What it cannot see without an explicit OS prompt: your Keychain secrets (TCC-gated), other users' files, files outside ~/Documents//~/Desktop//~/Downloads/ without NSDesktopFolderUsageDescription consent, and anything macOS Full Disk Access would normally require.

Children & sensitive use

CODEC is not designed for, marketed to, or appropriate for children under 13. The audit log is not sufficient evidence in regulated environments (HIPAA, PCI-DSS, FERPA) — CODEC is consumer/prosumer software, not a compliance-grade system.
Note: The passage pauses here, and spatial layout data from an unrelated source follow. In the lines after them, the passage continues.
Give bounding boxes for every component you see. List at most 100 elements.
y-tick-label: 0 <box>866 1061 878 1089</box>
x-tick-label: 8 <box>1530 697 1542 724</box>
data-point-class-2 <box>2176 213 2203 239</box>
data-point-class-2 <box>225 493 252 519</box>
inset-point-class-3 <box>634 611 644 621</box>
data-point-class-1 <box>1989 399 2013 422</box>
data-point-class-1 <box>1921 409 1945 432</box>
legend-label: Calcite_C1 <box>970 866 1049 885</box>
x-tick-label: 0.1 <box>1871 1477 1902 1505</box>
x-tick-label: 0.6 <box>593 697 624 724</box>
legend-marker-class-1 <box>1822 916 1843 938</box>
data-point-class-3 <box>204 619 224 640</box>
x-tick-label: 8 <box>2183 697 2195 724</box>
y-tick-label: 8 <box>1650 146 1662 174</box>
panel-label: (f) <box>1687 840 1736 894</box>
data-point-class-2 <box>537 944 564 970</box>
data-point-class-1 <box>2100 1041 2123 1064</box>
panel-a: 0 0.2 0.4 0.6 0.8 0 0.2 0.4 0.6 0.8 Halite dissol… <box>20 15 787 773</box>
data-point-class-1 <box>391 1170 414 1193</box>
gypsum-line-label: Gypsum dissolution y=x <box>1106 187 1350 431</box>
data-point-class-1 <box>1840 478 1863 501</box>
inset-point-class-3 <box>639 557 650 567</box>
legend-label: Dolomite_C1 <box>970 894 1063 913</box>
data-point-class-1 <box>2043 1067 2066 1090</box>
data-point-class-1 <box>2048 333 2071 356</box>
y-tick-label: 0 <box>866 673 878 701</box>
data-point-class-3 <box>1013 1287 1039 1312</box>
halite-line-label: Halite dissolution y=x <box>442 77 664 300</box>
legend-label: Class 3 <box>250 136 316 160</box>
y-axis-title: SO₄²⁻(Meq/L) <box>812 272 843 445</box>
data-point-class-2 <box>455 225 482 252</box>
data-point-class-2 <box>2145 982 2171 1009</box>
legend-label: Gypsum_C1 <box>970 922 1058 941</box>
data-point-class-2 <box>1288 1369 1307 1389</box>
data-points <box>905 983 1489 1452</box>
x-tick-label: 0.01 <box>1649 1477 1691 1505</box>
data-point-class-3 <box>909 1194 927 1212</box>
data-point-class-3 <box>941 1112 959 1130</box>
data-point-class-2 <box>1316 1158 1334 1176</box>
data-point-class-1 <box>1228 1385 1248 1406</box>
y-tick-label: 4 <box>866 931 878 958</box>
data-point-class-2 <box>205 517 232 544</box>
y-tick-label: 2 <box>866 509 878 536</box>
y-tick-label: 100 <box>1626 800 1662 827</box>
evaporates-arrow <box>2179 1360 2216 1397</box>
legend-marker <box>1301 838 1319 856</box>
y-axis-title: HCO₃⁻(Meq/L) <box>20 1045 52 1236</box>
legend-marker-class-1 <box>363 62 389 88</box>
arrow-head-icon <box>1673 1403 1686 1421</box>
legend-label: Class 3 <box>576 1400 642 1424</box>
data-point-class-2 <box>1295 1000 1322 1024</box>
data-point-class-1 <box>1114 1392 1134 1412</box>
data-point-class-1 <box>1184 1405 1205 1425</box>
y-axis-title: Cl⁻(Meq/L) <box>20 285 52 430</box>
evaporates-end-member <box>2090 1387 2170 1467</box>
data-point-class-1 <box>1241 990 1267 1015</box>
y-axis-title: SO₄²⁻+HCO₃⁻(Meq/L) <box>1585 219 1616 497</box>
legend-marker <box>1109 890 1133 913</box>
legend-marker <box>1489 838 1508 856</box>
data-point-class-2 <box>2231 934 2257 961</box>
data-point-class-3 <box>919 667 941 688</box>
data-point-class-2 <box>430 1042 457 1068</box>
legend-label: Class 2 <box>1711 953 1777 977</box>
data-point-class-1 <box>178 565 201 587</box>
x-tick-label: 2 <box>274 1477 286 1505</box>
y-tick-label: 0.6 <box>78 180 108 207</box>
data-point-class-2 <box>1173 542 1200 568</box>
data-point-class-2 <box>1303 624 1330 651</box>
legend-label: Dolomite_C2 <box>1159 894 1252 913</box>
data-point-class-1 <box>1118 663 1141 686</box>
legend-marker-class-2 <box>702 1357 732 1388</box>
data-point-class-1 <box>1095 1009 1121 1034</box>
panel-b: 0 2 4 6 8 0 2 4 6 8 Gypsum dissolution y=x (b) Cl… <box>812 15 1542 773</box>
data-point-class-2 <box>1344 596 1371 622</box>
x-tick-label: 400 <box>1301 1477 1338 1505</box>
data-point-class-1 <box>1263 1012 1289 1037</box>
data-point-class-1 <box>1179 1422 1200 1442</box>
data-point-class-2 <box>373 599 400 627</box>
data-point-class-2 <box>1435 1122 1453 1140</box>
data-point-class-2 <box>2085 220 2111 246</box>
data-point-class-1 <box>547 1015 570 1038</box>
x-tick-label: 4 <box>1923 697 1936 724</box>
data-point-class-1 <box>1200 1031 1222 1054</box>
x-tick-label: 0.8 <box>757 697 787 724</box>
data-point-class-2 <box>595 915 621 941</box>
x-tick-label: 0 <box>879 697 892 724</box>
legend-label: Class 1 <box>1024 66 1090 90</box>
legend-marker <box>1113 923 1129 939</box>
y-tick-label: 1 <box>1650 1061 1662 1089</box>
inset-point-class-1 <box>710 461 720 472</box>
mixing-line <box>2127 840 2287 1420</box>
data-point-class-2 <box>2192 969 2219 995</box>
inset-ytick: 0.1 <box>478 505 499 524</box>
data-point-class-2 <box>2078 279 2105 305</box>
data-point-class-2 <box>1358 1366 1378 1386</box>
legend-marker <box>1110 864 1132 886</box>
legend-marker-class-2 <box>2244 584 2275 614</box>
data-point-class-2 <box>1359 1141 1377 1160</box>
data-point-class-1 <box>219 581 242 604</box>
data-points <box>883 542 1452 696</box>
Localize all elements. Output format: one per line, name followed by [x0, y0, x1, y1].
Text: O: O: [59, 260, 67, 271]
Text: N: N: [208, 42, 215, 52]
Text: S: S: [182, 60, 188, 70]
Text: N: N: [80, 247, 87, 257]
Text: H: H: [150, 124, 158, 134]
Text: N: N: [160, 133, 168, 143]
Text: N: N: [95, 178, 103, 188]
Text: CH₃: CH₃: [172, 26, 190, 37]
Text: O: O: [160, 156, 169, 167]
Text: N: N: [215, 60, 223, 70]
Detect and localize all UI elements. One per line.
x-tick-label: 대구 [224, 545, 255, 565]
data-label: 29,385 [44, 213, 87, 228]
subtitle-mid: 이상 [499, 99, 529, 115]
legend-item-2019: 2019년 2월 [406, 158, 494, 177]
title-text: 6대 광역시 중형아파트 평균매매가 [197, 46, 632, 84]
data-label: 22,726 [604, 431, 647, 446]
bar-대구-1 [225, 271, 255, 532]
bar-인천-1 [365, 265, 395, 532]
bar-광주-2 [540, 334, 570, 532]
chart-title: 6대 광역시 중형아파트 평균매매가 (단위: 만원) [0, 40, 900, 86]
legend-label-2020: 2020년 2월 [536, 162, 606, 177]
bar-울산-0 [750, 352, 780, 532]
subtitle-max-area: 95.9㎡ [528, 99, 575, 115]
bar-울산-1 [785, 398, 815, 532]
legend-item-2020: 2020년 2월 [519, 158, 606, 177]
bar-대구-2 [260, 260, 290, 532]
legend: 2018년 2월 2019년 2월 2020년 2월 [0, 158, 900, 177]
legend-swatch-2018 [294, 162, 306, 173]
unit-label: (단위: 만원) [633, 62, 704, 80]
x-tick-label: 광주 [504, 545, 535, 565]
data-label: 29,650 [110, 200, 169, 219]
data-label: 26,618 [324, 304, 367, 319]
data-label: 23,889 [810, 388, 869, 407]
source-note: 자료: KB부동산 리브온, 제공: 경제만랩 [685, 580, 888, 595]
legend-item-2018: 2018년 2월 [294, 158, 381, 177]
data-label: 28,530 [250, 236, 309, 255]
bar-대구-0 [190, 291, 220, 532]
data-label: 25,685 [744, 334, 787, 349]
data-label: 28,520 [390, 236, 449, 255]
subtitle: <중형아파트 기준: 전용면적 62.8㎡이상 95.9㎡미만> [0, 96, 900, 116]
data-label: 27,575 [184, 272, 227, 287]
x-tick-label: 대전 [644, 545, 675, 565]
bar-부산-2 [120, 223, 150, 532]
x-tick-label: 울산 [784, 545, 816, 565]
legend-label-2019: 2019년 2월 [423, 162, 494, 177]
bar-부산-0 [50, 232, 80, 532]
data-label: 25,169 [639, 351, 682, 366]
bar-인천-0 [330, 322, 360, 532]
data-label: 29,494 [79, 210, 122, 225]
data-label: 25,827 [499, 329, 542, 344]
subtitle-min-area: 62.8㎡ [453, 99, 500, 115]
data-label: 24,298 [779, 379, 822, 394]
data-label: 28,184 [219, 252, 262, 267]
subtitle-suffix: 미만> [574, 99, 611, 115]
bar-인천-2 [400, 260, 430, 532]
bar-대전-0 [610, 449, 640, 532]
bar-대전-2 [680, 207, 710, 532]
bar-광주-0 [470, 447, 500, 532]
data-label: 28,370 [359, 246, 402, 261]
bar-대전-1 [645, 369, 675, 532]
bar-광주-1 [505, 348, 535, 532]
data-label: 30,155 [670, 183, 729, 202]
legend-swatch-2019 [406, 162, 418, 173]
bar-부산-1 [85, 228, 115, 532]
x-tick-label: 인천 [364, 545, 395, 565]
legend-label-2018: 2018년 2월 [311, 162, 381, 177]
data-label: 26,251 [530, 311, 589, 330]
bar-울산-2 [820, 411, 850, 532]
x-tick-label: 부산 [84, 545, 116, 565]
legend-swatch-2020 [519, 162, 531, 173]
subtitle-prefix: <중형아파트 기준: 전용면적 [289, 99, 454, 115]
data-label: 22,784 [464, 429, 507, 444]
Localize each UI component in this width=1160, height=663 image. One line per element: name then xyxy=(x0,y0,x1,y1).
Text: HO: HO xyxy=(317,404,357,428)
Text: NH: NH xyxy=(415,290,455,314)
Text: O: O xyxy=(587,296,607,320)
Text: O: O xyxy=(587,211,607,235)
If you're using CODEC for medical, financial, or legal work, your data still stays on your Mac, but you're responsible for the operator-level controls your regulator expects.

Your controls

You can:

  • Inspect everything. Open the dashboard's Audit tab. Or cat ~/.codec/audit.log | jq . from any terminal.
  • Delete everything. rm -rf ~/.codec/qchat.db ~/.codec/vibe.db ~/.codec/audit.log* ~/.codec/photos/ wipes your local history. The Sparkle update cache lives at ~/Library/Application Support/Sovereign AI Workstation/ — delete that too if you want a clean slate. Keychain entries under service prefix codec.* are deleted with security delete-generic-password -s codec.<n>.
  • Disable network egress. Set tts_engine: "disabled", point llm_provider at http://localhost:1234 (local LM Studio / Ollama), revoke Google OAuth in your Google account settings, and CODEC operates fully offline.
  • Block specific MCP tools. mcp_default_allow: false + an explicit mcp_allowed_tools array in config.json.
  • Audit any commit. This is open-source. Every line that touches your data is at github.com/AVADSA25/codec.

Changes to this document

We version this with the rest of the codebase. Changes go through the same review process as code. Subscribe to the repo (GitHub → Watch → Custom → Releases) to be notified when PRIVACY.md changes.

Questions

  • Security disclosure: see SECURITY.mdsecurity@avadigital.ai or the GitHub Security tab.
  • Anything else: open an issue at github.com/AVADSA25/codec/issues or email farina.mickael@gmail.com.

Last updated: 2026-05-28. Reflects engine codec v3.2+.